The highest LINPACK performance reported so far has been mearured on the CP-PACS/2048 system with Rmax=368.2 GFlop/s. This performance was achieved by solving a system of 103,680 linear equations. Half the performance could be achieved for a system of 30,720 equations.

Current commercial offerings

The three Japanese supercomputer vendors have decided for different architectures to increase scalability.

Fujitsu is continuing with the VPP architecture that was for the first time implemented in the NWT. The current offering ranges from the departmental system VX with up to 4 processors over the VPP300 system with up to 16 processors up to the high-end VPP700 system with up to 256 processors. All systems are based on CMOS technology and use the same processing element (PE) with a peak performance of 2.2 GFlop/s. The PEs are connected via a crossbar network and have their own SDRAM memory each.

NEC continues to build traditional PVP systems in its SX-4 system also based on CMOS technology. One node can have up to 32 vector processors with a peak performance of 2 GFlop/s each connected to a shared fast SSRAM memory. Bigger configurations are planned by coupling several nodes together. NEC is also offering compact models with a limited number of processors for departmental use.

Hitachi decided for a typical MPP design. Microprocessors based on the PA-RISC design enhanced by ``pseudo vector'' processing capabilities are connected via a 3-dimensional crossbar network. This architecture was tested in a joint project with Tsukuba University. In the CP-PACS system that is used for QCD calculations 2048 processors are coupled together setting a new performance record. The biggest commercial system with that architecture is the SR2201 with 1024 processors at Tokyo University. Hitachi also started marketing the SR2201 series outside of Japan with a first sale in the UK. Little is known whether Hitachi will continue also their PVP line S-3800. If the market acceptance of the SR2201 is big enough, in particular for traditional vector computer users, then Hitachi may concentrate on the SR architecture only.

Procurements

In the fiscal year '95 (ending March '96) several systems of the new CMOS generation have been ordered in the government market.
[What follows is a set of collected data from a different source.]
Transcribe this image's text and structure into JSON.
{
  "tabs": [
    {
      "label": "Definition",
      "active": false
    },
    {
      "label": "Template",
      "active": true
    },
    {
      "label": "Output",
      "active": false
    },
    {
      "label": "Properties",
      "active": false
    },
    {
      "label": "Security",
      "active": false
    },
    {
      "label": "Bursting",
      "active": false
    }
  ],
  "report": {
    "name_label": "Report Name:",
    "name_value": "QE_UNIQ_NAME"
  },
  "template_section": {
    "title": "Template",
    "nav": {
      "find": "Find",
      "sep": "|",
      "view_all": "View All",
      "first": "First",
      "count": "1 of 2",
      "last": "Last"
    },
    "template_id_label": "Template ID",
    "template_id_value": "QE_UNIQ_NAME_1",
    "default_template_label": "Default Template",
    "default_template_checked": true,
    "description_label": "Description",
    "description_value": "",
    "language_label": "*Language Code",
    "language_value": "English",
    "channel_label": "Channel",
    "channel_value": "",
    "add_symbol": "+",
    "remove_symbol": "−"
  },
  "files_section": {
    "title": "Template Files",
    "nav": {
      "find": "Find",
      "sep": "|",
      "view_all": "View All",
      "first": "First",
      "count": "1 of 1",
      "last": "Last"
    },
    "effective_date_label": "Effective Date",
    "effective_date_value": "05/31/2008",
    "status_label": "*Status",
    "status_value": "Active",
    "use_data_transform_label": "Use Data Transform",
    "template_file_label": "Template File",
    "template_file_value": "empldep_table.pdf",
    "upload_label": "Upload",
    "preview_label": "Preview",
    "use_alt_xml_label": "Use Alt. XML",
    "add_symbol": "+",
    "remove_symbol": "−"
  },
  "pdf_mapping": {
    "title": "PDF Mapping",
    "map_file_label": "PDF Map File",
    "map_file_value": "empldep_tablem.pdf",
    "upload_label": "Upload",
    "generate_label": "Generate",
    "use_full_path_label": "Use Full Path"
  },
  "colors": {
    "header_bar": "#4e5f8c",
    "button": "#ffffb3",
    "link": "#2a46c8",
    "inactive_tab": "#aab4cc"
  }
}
The contract for a Hitachi SR2201 system at Tokyo University drew a lot of attention since this was the first time that one of the computing centers of the 7 major universities in Japan decided to replace a classical main frame computer by an MPP system. The biggest variety of systems can be seen at the Japan Atomic Energy Research Institute (JAERI). They procured the following systems: Cray T90, Fujitsu VPP300, Hitachi SR2201, IBM SP2, Intel XP and NEC SX-4. Fujitsu is acting as the system integrator for these systems. Further SX-4 systems have been procured by the National Research Institute for Metals, the Japan Marine Science and Technology Center, the National Cardiovascular Center and the Geographical Survey Institute. The National Astronomical Observatory of Japan ordered one of the first VPP300 systems together with several departmental VX systems. Another VPP300 system was ordered by the Power Reactor and Nuclear Fuel Development Corporation.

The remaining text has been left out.